Another characteristic of the Brazilian market that may begin to be noticed abroad is its concentration. Espírito Santo recalls that the banking segment in the United States is still quite fragmented.
“In the 2008 crisis, more than a thousand banks went bankrupt there. Even so, around 30% of deposits are in the hands of smaller banks”, says the economist at Órama.
What are the causes of the crisis?
In the United States, the reason for the failure of medium-sized banks, such as SVB, is basically the recent rise in interest rates in the country, and the impact of this movement on the banks’ balance sheets.
Centola, from Banco Master, explains that SVB had long-term US Treasury bonds in its portfolio. As interest rates rise, these bonds lose their value. And banks need to mark these securities to market, that is, update this loss in value of the securities in their results.
“If the bank held this bond until maturity, it would not have any problem. But when this loss of value on the balance sheet was noticed by the market, many customers rushed to withdraw their funds from the SVB. The bank had to sell its bonds with depreciated values . This created a liquidity crunch,” says Centola.
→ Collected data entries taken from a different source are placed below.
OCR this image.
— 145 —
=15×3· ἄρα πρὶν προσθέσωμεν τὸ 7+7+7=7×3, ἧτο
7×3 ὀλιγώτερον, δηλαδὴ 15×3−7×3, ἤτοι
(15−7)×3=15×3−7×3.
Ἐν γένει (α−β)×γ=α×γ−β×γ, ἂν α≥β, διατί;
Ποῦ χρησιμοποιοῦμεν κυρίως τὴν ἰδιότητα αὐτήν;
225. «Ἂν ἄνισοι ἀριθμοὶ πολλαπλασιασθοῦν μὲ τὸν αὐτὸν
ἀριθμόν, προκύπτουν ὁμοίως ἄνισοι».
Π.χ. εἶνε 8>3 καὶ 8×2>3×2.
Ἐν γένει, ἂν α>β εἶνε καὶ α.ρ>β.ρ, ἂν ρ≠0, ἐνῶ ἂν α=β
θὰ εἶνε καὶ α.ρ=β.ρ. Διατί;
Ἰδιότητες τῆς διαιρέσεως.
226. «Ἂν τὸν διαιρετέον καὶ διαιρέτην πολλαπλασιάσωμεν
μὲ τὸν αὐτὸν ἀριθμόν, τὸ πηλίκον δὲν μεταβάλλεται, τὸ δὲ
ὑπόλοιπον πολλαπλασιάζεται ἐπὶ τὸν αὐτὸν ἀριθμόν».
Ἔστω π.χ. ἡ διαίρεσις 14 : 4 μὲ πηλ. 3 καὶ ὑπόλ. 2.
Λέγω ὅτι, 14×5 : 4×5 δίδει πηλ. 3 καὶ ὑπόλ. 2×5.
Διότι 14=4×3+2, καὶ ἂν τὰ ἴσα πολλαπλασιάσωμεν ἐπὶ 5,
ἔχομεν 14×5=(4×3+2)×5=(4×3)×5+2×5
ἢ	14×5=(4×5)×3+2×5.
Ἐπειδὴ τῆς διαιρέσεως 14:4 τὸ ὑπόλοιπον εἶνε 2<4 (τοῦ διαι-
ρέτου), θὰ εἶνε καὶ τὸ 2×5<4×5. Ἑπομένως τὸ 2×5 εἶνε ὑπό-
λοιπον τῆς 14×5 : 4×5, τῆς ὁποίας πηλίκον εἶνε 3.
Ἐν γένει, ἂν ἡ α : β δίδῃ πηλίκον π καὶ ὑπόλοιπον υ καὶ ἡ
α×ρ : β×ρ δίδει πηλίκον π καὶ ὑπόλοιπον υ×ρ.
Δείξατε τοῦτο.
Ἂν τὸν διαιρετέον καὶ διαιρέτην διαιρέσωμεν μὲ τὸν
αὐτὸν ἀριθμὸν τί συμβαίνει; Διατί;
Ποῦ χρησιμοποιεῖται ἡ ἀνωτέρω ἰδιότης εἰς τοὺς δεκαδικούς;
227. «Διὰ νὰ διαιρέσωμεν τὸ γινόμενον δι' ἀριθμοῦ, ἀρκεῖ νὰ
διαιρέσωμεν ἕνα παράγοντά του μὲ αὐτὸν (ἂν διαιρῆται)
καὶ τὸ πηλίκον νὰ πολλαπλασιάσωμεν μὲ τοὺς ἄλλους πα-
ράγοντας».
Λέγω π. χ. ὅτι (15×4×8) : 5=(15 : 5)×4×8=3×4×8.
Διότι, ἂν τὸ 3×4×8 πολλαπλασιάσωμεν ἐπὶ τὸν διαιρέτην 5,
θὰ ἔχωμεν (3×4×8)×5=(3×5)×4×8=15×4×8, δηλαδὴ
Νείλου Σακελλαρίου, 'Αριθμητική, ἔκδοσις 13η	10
In an analysis on the subject, Bruce Barbosa, founder of Nord Research, says that “any trading desk intern” would realize that the SVB would have problems with its resource allocation strategy. “Since the 1980s there has not been such a big squeeze on interest rates in the United States. The banks are not knowing how to deal with it”, says Barbosa.
Credit Suisse’s case is different, says Centola. “They have one more image problem, after so many scandals and losses since last year. Customers and the market no longer feel safe in the bank”.
To ensure that SVB and Signature Bank customers would run out of funds, the Fed made $25 billion available for this purpose. This type of help raises questions even among market agents.
For Espírito Santo, from Órama, this movement by central banks carries the concept of “moral risk”. “The bank does a lot of silly things, and ends up being ‘rewarded’ with a salvation. The point is that central banks and governments need to make choices. If the banks start to fail, the real economy collapses.”
He says that the biggest risk of a bank failing is the ripple effect it will have on companies, with a lack of resources to pay employees and suppliers.
For Centola, on this point, Brazil also has a mechanism that should be a global reference. “The FGC (Credit Guarantee Fund) is set up by the banks themselves, and guarantees deposits of up to R$250,000. The big problem is when a central bank wants to guarantee all deposits. Then the system believes it can run any type of risk , which will be saved”, says the Master’s partner.
The model for supporting First Republic Bank is as close to ideal as possible, says Centola. “I also believe that it is necessary to have some kind of counterpart when a bank is assisted”. In this sense, the FRC announced this Friday the suspension of dividend payments, which dropped the bank’s shares.